Tristan Markle (52:39)
Yeah, and last question, when we set up this interview, it was before some results in Washington, DC, some reporting recently about Housing First. Can you let us know what's happening with Housing First and what can we do about it?
Dennis P Culhane (52:56)
I think there's really two minds going on here, interestingly. On the one hand, we are seeing that the proposals, the Trump budget proposals, are to scale back subsidized housing dramatically and change the way it's paid for in the United States, including a $500 million cut in homeless-specific housing funds. That would be pretty devastating. Part of that is also to say we no longer will accept only housing first programs, but we want other kinds of programs prioritized as well. Mostly those are various forms of transitional housing, which, like I said, we did that for 20 years from the mid 80s to the mid 2000s, and it was the failure of those programs that led us to housing first. But in any event, there are people who want to go back and do that. So we have that on the one hand, kind of a very not so subtle and pretty right upfront sort of attack on where we have been.

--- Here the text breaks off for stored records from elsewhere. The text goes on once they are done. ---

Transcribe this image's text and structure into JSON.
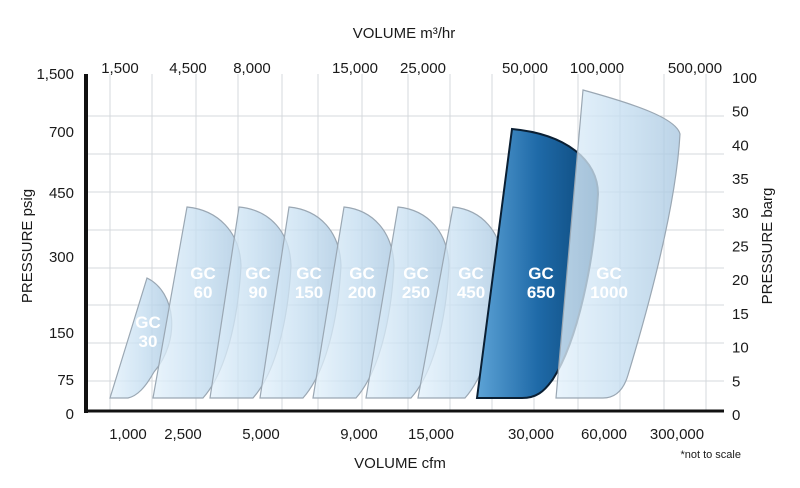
{
  "chart_data": {
    "type": "area",
    "title": "",
    "top_axis_title": "VOLUME m³/hr",
    "bottom_axis_title": "VOLUME cfm",
    "left_axis_title": "PRESSURE psig",
    "right_axis_title": "PRESSURE barg",
    "footnote": "*not to scale",
    "grid": true,
    "top_ticks": [
      "1,500",
      "4,500",
      "8,000",
      "15,000",
      "25,000",
      "50,000",
      "100,000",
      "500,000"
    ],
    "bottom_ticks": [
      "1,000",
      "2,500",
      "5,000",
      "9,000",
      "15,000",
      "30,000",
      "60,000",
      "300,000"
    ],
    "left_ticks": [
      "0",
      "75",
      "150",
      "300",
      "450",
      "700",
      "1,500"
    ],
    "right_ticks": [
      "0",
      "5",
      "10",
      "15",
      "20",
      "25",
      "30",
      "35",
      "40",
      "50",
      "100"
    ],
    "series": [
      {
        "name": "GC 30",
        "label_lines": [
          "GC",
          "30"
        ],
        "max_pressure_barg": 18,
        "cfm_range": [
          "",
          "2,500"
        ]
      },
      {
        "name": "GC 60",
        "label_lines": [
          "GC",
          "60"
        ],
        "max_pressure_barg": 28,
        "cfm_range": [
          "2,500",
          "5,000"
        ]
      },
      {
        "name": "GC 90",
        "label_lines": [
          "GC",
          "90"
        ],
        "max_pressure_barg": 28,
        "cfm_range": [
          "2,500",
          "5,000"
        ]
      },
      {
        "name": "GC 150",
        "label_lines": [
          "GC",
          "150"
        ],
        "max_pressure_barg": 28,
        "cfm_range": [
          "5,000",
          "9,000"
        ]
      },
      {
        "name": "GC 200",
        "label_lines": [
          "GC",
          "200"
        ],
        "max_pressure_barg": 28,
        "cfm_range": [
          "5,000",
          "15,000"
        ]
      },
      {
        "name": "GC 250",
        "label_lines": [
          "GC",
          "250"
        ],
        "max_pressure_barg": 28,
        "cfm_range": [
          "9,000",
          "15,000"
        ]
      },
      {
        "name": "GC 450",
        "label_lines": [
          "GC",
          "450"
        ],
        "max_pressure_barg": 28,
        "cfm_range": [
          "15,000",
          "30,000"
        ]
      },
      {
        "name": "GC 650",
        "label_lines": [
          "GC",
          "650"
        ],
        "max_pressure_barg": 38,
        "cfm_range": [
          "15,000",
          "60,000"
        ],
        "highlighted": true
      },
      {
        "name": "GC 1000",
        "label_lines": [
          "GC",
          "1000"
        ],
        "max_pressure_barg": 48,
        "cfm_range": [
          "60,000",
          "300,000"
        ]
      }
    ]
  },
  "colors": {
    "envelope_fill": "#c6def0",
    "envelope_stroke": "#9aa7b3",
    "highlight_light": "#5da3d6",
    "highlight_dark": "#0b4678",
    "grid": "#d4d8dc",
    "axis": "#111111"
  }
}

On the other hand, with the veterans program, the President's budget is a $1.1 billion increase, which would be almost a 50 % increase in spending on veteran homelessness. And they're talking about, not just sustaining the people in housing that they have, but how are we going to find other housing options for the people who remain? Relatively few. We have about 30,000 veterans who are homeless on a given night right now, down from 90,000 or so. So we've made a lot of progress. No one’s talking about getting rid of housing options for the people who are veterans who are in need. They're still talking about what are the new housing options we need? What are the things we need to do?

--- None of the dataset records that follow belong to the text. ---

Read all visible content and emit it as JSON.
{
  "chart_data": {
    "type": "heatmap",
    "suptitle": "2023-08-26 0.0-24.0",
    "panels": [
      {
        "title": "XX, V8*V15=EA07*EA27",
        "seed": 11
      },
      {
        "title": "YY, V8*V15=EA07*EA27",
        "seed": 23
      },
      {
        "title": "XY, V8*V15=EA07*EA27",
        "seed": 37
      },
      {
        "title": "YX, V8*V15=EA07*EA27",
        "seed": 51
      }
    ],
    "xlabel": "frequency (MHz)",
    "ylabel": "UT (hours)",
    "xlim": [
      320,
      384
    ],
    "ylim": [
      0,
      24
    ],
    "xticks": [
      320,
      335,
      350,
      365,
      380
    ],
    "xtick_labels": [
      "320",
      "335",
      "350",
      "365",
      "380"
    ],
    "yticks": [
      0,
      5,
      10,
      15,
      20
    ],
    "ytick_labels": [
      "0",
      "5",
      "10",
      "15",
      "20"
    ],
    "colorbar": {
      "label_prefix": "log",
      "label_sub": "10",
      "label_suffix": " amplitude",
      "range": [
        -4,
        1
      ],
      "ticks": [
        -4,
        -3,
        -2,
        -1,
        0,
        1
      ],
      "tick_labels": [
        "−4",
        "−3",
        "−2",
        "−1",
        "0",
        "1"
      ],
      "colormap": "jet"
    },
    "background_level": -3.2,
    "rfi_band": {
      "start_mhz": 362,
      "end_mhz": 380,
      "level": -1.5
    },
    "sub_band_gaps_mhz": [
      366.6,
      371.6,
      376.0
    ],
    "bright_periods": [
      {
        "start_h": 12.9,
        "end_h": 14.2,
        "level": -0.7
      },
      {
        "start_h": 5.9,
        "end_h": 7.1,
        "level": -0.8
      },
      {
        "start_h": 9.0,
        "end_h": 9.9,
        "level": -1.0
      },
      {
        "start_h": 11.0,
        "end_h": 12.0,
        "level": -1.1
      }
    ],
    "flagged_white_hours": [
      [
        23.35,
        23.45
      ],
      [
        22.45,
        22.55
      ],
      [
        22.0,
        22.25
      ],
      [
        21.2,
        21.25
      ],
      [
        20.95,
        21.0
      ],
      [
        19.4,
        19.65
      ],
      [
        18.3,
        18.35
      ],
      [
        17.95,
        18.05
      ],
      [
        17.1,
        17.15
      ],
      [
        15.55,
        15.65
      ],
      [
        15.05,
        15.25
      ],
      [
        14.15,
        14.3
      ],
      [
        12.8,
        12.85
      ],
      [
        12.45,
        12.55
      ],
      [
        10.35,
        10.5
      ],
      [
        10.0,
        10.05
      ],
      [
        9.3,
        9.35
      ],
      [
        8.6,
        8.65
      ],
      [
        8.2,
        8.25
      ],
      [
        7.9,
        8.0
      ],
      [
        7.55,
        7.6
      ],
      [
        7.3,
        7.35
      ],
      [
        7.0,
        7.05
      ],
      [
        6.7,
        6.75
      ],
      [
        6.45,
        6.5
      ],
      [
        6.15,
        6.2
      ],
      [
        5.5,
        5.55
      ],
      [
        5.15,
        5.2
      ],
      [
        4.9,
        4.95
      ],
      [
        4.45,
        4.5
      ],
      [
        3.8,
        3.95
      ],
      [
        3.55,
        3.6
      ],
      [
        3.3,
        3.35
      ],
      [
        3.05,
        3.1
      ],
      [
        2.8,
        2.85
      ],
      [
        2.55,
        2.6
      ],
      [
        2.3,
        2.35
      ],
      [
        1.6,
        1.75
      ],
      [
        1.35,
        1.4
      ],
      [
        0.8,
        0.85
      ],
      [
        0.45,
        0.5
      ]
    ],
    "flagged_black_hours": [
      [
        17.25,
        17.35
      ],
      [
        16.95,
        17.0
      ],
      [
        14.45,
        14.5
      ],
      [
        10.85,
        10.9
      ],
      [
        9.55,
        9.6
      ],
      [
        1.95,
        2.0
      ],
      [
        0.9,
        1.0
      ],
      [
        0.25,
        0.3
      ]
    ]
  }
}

So, on the one hand, we have, “there are veterans, they're homeless, we have to do something about it”. And the people who are not veterans and are homeless, we have to cut the funding available to them. It doesn't make sense. It's contradictory. That's the moment we're in.
Tristan Markle (54:56)
Well thanks for the update on that. Hopefully we can all do our part to make governments design homelessness policy in a way that is consistent and based on evidence.
Dennis P Culhane (55:09)
Well, thank you. Hope that your podcast helps get the story out.
Tristan Markle (55:10)
Thanks so much, Dennis. Thanks for inspiring a whole generation of researchers and helping to inspire our podcast series.
Dennis P Culhane (55:15)
You're welcome. Great. Well, thank you. I look forward to hearing more about it.